I need to get some baskets for the HOB filter, he was running 4 filter cartridges instead of 2 and 2 baskets of loose media like I prefer. I cleaned up the HOB and the flow is improved, but it needs new filter media a long time ago. I would be able to replace that when funds allow (new house=lots of things you never expected to spend money on)

I really suspect you have some nutrient issues with this tank so you really can't do too many WC's at this point. If you can get some test results this will help. some say more frequent, smaller WC's are better than larger ones. However, I think larger WC's on a weekly basis is best in your situation in order to get the tank under control. You can adjust once you get things under control. Assume you have a drain somewhere the hose can discharge to? If you get a rubbermaid tub and have a pump you can pour your new water in the tub, attach a piece of tubing to the pump and pump it right in.
I will do another WC this week, another 5 gallon as its all i can get in and out of my car from the LFS. I have some pics i will post tomorrow morning of some white vine-like growth taking place on the back wall that also looks like a pest. Between that, the aiptaisia and the cyanobacteria, and possibly needing to reinforce the tank laterally somehow, I had an idea.
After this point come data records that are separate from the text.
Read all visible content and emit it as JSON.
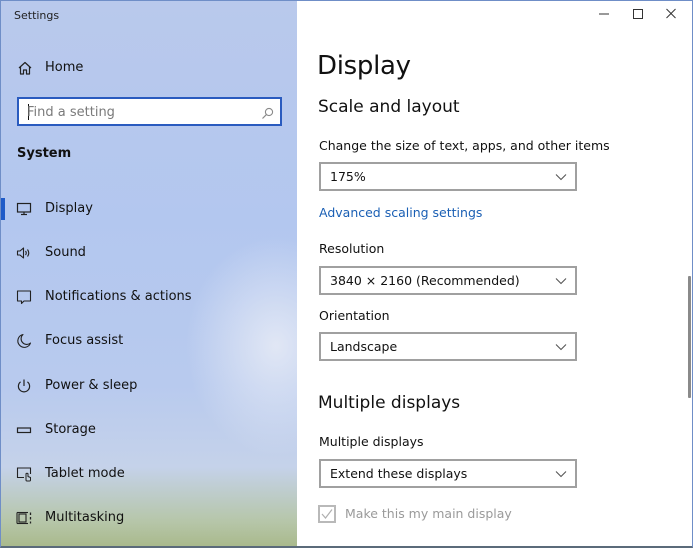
{
  "window": {
    "title": "Settings",
    "controls": {
      "minimize": "minimize",
      "maximize": "maximize",
      "close": "close"
    }
  },
  "sidebar": {
    "home_label": "Home",
    "search": {
      "placeholder": "Find a setting",
      "value": ""
    },
    "section_label": "System",
    "items": [
      {
        "label": "Display",
        "icon": "monitor-icon",
        "active": true
      },
      {
        "label": "Sound",
        "icon": "speaker-icon",
        "active": false
      },
      {
        "label": "Notifications & actions",
        "icon": "notification-icon",
        "active": false
      },
      {
        "label": "Focus assist",
        "icon": "moon-icon",
        "active": false
      },
      {
        "label": "Power & sleep",
        "icon": "power-icon",
        "active": false
      },
      {
        "label": "Storage",
        "icon": "storage-icon",
        "active": false
      },
      {
        "label": "Tablet mode",
        "icon": "tablet-mode-icon",
        "active": false
      },
      {
        "label": "Multitasking",
        "icon": "multitasking-icon",
        "active": false
      }
    ]
  },
  "main": {
    "page_title": "Display",
    "scale_section": {
      "heading": "Scale and layout",
      "scale_label": "Change the size of text, apps, and other items",
      "scale_value": "175%",
      "advanced_link": "Advanced scaling settings",
      "resolution_label": "Resolution",
      "resolution_value": "3840 × 2160 (Recommended)",
      "orientation_label": "Orientation",
      "orientation_value": "Landscape"
    },
    "multiple_section": {
      "heading": "Multiple displays",
      "label": "Multiple displays",
      "value": "Extend these displays",
      "main_display_checkbox": {
        "label": "Make this my main display",
        "checked": true,
        "disabled": true
      }
    }
  },
  "colors": {
    "accent": "#1f5bc8",
    "link": "#1a5fb4",
    "search_border": "#2a5bbf",
    "disabled_text": "#9a9a9a"
  }
}
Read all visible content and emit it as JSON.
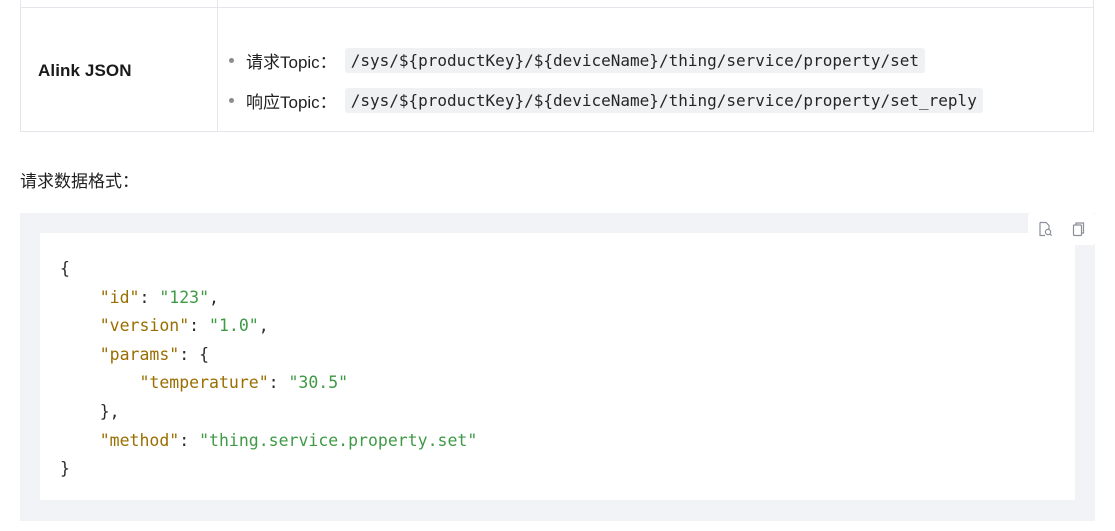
{
  "table": {
    "row_label": "Alink JSON",
    "topics": [
      {
        "label": "请求Topic：",
        "value": "/sys/${productKey}/${deviceName}/thing/service/property/set"
      },
      {
        "label": "响应Topic：",
        "value": "/sys/${productKey}/${deviceName}/thing/service/property/set_reply"
      }
    ]
  },
  "paragraph": "请求数据格式：",
  "code_block": {
    "toolbar": {
      "icons": [
        "search-code-icon",
        "copy-icon"
      ]
    },
    "lines": [
      {
        "indent": "",
        "open": "{",
        "close": ""
      },
      {
        "indent": "    ",
        "key": "\"id\"",
        "sep": ": ",
        "str": "\"123\"",
        "tail": ","
      },
      {
        "indent": "    ",
        "key": "\"version\"",
        "sep": ": ",
        "str": "\"1.0\"",
        "tail": ","
      },
      {
        "indent": "    ",
        "key": "\"params\"",
        "sep": ": ",
        "tail": "{"
      },
      {
        "indent": "        ",
        "key": "\"temperature\"",
        "sep": ": ",
        "str": "\"30.5\"",
        "tail": ""
      },
      {
        "indent": "    ",
        "tail": "},"
      },
      {
        "indent": "    ",
        "key": "\"method\"",
        "sep": ": ",
        "str": "\"thing.service.property.set\"",
        "tail": ""
      },
      {
        "indent": "",
        "tail": "}"
      }
    ]
  },
  "colors": {
    "key": "#9a6e00",
    "string": "#3f9a46",
    "code_bg_outer": "#f1f3f6",
    "inline_code_bg": "#f0f1f3",
    "border": "#e3e6eb"
  }
}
I have an empty 10G right now with a HOB filter and enough air pumps to fill up my car tires. Could I net the clowns, the yellow thing (if i ever find it) and pluck the snails and a few crabs i see into the 10G for a few days? there are a few peices of rock that appear to be in good shape that i would Joes Juice first to help with the bio load. I would drain down the main tank to half and remove the peices of rock that are infested and kill the aiptaisia/cyano somehow in another container and scrape the junk off the backside? I dont really care about that giant star thing and the more i see it the less i want it in my tank. With it halfway down could i gravel vac the junk off the top layer and not worry about stirring up nitrates with the fish removed and basically do a "break down clean"? (I know its extreme, but i was starting at it tonight and looking at all the work ahead of me and I contemplated taking the fish, snails, crabs and star out and just adding a "little" bleach to the system and start over with a new cycle)

It kinda sucks inheiriting someone elses problems.